The driver was from the Arab community. When he saw us speaking in Kurdish, he changed the music to Kurdish songs. This has turned into a culture among the SDF fighters, if Kurdish drivers have Arab passengers, they play music in Arabic and vice versa. We saw people who left their cities on the way, they had stopped their cars and were sitting in the shade. They were waiting for their cities to be liberated so they could return home.
The SDF driver turned to us in every village we passed and said, “A friend was martyred here”, or “A gang vehicle was blown up there”.
We made it to the aqueduct. This place was important for the Baath regime so the canals filled with the waters of Euphrates could irrigate lands for villages to the northeast of Raqqa.

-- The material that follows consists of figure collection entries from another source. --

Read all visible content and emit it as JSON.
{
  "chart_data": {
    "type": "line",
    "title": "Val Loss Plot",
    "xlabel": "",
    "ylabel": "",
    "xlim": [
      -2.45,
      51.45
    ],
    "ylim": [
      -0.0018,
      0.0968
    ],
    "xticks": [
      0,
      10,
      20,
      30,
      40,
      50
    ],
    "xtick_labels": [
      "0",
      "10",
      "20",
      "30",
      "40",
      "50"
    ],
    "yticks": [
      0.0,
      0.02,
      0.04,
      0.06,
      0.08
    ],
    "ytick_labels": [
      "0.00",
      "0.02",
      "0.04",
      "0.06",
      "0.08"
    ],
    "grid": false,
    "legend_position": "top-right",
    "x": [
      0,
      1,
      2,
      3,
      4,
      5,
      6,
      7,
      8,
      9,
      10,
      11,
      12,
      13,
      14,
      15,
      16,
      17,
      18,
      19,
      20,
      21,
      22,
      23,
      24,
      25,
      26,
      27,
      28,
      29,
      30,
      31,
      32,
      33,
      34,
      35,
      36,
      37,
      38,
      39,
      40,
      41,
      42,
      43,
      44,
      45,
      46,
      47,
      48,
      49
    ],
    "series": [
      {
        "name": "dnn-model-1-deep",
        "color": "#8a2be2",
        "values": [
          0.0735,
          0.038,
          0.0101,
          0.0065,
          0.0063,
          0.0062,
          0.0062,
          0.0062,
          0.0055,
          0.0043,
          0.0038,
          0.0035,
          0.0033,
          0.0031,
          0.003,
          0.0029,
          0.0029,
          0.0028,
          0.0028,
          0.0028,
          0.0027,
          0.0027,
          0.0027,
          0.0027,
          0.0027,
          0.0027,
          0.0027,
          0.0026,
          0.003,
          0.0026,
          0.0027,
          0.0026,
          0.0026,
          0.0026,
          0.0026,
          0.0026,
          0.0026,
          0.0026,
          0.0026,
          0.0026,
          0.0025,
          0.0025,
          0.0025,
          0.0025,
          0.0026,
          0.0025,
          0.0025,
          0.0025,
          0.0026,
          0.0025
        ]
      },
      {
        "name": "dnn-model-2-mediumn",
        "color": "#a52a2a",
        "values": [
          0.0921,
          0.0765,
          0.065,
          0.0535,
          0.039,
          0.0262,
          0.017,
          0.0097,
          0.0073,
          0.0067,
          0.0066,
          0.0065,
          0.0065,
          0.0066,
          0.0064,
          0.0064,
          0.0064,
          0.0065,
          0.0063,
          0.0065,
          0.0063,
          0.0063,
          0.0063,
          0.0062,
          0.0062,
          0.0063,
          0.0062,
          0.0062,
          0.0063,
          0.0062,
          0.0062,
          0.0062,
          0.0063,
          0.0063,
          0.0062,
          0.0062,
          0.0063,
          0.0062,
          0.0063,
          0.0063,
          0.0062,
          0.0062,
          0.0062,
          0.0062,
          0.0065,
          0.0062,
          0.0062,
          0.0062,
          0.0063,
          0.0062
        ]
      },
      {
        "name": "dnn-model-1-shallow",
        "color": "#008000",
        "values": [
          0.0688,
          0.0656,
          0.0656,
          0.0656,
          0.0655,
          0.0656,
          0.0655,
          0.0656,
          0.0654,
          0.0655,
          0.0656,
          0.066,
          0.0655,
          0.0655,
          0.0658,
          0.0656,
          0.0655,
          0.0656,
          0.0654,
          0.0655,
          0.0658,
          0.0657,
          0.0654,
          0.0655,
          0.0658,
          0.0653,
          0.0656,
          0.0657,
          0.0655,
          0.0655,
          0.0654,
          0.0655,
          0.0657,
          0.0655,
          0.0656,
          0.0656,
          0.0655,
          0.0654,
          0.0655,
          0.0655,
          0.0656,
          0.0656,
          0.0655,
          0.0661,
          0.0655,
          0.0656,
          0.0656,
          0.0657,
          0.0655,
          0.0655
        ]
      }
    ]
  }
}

We saw blown up bridges and new bridges built by SDF fighters over the water ways. By the Xatoniyê village, while the villagers were tending their fields, gunfire was heard from around the village itself.

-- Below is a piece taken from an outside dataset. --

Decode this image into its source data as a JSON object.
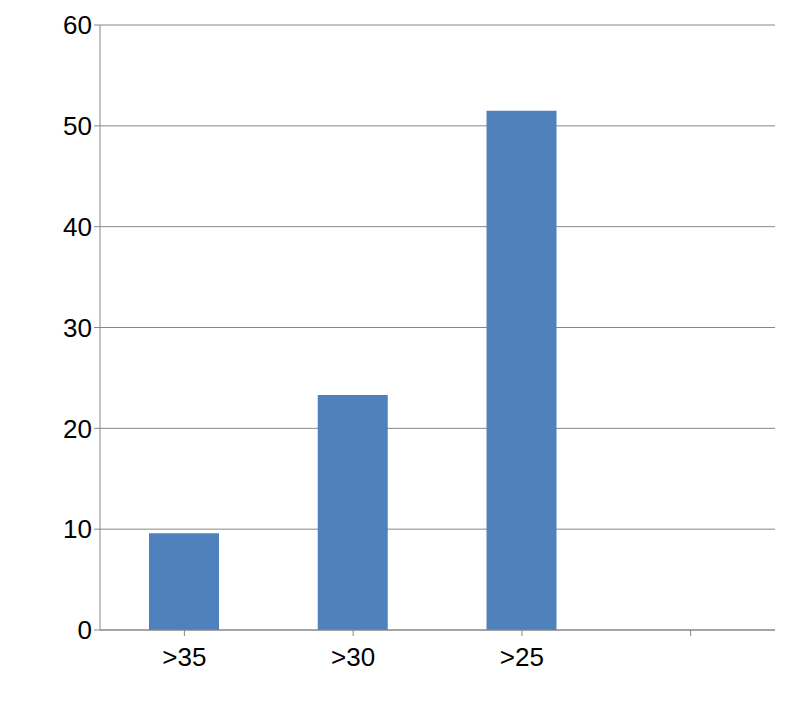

We arrived in the General Command to the west of Raqqa. A thin, slender woman was giving orders on a radio. A couple of minutes later, she greeted us. We had a German journalist with us, when he told the commander on the radio that he wanted to go to the frontlines, the commander pointed to the clashes. It must have made commander Yekbûn a little angry when the German journalist said there was no clash, because she said, “Do you know how many days of resistance it took to liberate this place? Now you say there is no clash, so easily.”
We held quiet when faced with this comment. All these villages had been liberated, but still the civilians sought refuge with the fighters and didn’t want to return to their villages. SDF fighters had just liberated the Yamamah village, and surrounded the Baath (Freedom) Dam. Fighters were gathered together, their faces covered in dust. It looked like the operation had just ended. A YPG fighter called “Cute Frenchie” in Kurdish was tidying his uniform. He had joined the YPG four months ago, and the French YPG fighter looked very determined: “This war is a humanitarian duty. I came to free Raqqa from ISIS gangs.”
After SDF fighters liberated the Tabqa Dam, they turned towards liberating Raqqa. The operation to liberate Raqqa started on April 11. Up to date, dozens of villages have been liberated to the east, west and north of the city. The operations were on hold for a couple of days due to bad weather, but the fighters are well on their way to Raqqa now.